Небольшая доля этой дополнительной энергии расходуется на обслуживание самой ДНК – лишь 2 % энергетического бюджета одноклеточного организма идет на репликацию. По данным Фрэнка Гарольда, старейшего деятеля микробиологической биоэнергетики (и моего героя – хотя наши взгляды не всегда совпадают), на синтез белков клетки тратят целых 80 % энергии. Это потому, что клетки состоят в основном из белков; примерно половина сухого веса бактерии приходится на белки. К тому же производить белки дорого: они представляют собой цепочки аминокислот, соединенных пептидной связью. На каждую пептидную связь нужно затратить по меньшей мере 5 АТФ (это впятеро больше, чем требуется для полимеризации нуклеотидов в ДНК). К тому же каждый белок производится в тысячах копий. Они изнашиваются, их все время нужно чинить и обновлять. В первом приближении энергетическая стоимость жизни клетки близка к стоимости производства белков. Каждый белок кодируется одним геном. Если предположить, что все гены кодируют белки (так и есть – за вычетом различий в экспрессии генов), то чем больше генов в геноме, тем дороже обходится белковый синтез.
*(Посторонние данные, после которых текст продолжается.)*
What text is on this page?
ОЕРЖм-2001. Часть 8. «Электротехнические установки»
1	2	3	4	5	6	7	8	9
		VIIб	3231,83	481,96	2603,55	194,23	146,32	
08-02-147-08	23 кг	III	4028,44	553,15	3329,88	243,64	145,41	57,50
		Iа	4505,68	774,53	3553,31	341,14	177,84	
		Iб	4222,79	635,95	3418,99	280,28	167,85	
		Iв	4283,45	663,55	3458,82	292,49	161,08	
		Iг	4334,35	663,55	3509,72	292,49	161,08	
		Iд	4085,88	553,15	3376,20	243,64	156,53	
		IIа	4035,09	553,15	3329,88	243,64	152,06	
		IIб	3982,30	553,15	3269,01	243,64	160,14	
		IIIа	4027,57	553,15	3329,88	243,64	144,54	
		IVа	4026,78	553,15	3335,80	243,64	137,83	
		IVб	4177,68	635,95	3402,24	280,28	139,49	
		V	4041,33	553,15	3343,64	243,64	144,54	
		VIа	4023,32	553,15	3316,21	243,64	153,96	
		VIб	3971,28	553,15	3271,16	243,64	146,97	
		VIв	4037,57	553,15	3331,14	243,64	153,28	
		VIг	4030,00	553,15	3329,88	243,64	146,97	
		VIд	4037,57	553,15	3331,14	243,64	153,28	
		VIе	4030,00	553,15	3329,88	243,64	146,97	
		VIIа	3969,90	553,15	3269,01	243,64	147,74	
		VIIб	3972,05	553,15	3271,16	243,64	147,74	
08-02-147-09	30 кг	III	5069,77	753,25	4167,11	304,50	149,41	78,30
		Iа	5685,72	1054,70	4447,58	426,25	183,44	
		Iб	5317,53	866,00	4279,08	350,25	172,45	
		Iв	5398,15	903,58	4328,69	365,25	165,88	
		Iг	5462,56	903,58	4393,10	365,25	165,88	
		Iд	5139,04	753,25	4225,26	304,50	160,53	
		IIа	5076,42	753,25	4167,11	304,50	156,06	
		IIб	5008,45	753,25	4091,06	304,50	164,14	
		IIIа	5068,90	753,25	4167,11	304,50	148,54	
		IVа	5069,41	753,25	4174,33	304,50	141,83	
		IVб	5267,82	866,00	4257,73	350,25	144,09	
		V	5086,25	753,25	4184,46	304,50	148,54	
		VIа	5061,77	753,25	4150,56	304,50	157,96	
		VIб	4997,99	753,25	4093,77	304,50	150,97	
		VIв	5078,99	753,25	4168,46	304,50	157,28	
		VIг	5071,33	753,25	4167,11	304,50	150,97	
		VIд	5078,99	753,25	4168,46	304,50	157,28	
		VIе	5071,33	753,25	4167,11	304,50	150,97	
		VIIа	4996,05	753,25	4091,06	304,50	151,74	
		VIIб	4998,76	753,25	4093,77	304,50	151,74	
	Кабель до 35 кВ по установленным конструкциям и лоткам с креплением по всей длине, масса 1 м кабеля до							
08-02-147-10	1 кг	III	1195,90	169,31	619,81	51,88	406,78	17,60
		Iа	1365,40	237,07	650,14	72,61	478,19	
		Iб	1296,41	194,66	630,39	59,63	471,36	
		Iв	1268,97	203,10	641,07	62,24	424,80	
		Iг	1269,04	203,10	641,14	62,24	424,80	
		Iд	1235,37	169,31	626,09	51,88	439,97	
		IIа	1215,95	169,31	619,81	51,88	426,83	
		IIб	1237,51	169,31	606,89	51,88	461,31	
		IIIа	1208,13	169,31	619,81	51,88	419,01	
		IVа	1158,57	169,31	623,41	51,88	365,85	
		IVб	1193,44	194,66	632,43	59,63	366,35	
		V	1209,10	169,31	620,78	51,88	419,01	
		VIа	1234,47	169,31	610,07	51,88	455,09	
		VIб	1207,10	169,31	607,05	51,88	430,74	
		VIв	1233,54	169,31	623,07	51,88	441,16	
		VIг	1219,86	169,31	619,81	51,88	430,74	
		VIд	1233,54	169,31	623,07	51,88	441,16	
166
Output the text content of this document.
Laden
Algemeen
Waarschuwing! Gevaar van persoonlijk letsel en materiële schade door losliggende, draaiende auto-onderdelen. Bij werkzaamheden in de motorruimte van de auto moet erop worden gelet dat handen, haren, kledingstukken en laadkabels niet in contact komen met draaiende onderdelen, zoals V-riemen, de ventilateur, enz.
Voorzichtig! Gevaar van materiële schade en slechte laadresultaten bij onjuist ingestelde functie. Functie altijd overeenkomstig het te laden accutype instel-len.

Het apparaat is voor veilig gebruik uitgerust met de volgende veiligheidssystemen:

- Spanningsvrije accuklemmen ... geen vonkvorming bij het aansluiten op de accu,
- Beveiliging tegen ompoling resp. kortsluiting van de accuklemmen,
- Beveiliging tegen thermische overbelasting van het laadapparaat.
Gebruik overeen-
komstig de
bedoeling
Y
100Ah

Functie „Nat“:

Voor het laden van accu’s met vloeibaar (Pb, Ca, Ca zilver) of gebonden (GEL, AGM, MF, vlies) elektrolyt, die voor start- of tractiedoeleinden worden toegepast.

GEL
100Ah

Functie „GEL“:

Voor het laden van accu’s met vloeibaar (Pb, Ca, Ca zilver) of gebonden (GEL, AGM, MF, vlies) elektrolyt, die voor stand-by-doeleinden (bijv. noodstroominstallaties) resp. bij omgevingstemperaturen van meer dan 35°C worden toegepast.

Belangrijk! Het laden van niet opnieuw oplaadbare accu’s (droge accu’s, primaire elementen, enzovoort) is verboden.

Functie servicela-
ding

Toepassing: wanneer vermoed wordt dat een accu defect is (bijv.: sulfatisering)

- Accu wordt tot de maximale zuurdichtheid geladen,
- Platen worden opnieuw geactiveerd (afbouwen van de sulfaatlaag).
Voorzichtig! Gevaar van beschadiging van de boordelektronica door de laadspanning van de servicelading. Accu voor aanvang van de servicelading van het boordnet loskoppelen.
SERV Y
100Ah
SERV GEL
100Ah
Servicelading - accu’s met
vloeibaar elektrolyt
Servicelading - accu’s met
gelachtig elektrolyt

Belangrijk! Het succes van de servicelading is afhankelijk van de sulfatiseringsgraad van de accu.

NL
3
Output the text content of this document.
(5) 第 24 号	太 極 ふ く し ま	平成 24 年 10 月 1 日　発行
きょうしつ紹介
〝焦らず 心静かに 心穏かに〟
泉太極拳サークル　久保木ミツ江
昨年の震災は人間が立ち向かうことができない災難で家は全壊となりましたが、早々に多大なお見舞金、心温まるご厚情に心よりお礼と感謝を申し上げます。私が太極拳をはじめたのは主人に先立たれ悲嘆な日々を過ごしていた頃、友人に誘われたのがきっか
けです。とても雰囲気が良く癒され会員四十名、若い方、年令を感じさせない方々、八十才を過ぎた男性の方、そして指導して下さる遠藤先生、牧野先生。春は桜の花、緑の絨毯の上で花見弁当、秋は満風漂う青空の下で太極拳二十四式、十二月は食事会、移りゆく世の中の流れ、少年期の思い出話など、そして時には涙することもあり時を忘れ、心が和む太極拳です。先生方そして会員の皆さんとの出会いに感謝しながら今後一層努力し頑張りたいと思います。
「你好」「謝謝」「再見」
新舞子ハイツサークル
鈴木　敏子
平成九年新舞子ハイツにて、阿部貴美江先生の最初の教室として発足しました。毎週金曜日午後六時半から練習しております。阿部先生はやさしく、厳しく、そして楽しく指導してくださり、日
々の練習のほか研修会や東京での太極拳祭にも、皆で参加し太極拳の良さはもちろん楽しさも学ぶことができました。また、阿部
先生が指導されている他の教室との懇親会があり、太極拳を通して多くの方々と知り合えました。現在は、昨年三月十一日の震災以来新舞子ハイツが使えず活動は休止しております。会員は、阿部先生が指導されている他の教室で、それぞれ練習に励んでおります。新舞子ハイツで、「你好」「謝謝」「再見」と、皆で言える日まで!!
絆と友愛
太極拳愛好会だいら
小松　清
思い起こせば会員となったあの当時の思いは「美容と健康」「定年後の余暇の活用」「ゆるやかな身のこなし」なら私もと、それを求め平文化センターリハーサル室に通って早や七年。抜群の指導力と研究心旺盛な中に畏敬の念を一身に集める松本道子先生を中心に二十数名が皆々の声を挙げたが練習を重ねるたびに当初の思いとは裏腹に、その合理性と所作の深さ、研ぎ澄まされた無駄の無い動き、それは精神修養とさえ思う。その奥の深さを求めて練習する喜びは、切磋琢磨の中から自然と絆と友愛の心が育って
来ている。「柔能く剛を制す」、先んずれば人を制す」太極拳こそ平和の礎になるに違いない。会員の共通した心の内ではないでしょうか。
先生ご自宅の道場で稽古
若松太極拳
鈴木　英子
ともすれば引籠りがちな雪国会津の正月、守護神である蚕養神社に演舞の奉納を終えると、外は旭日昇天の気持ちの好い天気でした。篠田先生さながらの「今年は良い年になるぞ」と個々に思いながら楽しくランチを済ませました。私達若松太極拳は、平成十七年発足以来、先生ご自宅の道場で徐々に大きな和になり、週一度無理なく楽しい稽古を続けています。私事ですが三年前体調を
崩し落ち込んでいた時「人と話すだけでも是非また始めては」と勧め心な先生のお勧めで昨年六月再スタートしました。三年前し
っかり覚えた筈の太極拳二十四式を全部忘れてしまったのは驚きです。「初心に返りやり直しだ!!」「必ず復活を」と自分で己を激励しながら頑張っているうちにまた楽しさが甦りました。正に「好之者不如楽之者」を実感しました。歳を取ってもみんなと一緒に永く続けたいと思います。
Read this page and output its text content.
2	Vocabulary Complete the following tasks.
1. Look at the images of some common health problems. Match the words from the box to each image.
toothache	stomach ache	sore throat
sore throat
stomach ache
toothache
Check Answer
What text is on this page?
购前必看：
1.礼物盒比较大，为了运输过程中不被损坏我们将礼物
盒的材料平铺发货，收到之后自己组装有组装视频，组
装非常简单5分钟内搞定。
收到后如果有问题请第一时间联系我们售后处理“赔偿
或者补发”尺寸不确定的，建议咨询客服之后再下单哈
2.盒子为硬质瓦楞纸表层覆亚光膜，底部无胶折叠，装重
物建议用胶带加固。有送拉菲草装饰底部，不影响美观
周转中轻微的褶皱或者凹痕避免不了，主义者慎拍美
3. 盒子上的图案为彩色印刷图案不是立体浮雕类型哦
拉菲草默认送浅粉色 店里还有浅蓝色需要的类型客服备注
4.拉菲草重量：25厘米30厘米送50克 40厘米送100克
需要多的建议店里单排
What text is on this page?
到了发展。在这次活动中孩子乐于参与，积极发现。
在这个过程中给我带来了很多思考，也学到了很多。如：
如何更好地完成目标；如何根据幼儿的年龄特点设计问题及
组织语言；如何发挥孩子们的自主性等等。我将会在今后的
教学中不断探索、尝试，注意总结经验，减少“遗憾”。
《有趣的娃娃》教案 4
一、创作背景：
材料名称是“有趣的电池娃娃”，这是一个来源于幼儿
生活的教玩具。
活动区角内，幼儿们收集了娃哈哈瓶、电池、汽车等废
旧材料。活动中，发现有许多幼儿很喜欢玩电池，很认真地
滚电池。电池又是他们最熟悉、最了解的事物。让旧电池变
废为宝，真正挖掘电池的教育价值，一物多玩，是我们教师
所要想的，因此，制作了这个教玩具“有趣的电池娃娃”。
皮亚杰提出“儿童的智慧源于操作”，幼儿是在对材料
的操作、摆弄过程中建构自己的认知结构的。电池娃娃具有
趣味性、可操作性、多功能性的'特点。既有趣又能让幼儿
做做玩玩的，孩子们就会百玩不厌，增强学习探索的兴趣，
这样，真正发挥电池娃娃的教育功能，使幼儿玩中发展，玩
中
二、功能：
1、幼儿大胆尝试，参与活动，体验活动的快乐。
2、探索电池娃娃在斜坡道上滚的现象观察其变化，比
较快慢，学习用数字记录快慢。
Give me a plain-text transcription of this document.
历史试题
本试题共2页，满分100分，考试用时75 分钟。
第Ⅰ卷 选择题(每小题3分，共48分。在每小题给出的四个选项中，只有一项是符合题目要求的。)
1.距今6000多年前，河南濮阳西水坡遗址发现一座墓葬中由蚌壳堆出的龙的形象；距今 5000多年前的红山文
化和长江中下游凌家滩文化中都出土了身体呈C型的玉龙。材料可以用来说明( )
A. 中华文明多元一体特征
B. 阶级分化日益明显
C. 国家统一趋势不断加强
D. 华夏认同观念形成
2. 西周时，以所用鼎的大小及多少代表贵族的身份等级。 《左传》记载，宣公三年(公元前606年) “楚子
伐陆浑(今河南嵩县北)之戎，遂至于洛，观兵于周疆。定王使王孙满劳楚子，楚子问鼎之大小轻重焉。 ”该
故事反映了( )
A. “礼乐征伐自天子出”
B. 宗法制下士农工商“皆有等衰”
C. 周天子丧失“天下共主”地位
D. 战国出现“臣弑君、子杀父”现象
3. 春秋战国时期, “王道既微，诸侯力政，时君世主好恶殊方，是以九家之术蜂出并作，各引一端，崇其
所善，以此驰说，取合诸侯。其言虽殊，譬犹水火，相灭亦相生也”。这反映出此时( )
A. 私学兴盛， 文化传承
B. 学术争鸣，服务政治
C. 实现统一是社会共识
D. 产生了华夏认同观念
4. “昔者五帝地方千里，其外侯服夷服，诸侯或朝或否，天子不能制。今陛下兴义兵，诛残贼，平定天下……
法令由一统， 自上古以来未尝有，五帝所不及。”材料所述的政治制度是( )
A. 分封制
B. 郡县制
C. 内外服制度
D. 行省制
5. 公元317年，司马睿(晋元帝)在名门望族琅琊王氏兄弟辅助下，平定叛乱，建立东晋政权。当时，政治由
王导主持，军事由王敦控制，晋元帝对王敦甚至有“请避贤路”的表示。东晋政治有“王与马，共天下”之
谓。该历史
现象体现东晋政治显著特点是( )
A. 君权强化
Это подтверждается простым подсчетом рибосом (“фабрики” в клетках по производству белка), так как между числом рибосом и масштабами синтеза белка есть прямое соответствие. У среднестатистической бактерии E. coli примерно 13 тыс. рибосом. Минимум 13 млн рибосом (то есть в 1–10 тыс. раз больше) содержит единственная клетка печени.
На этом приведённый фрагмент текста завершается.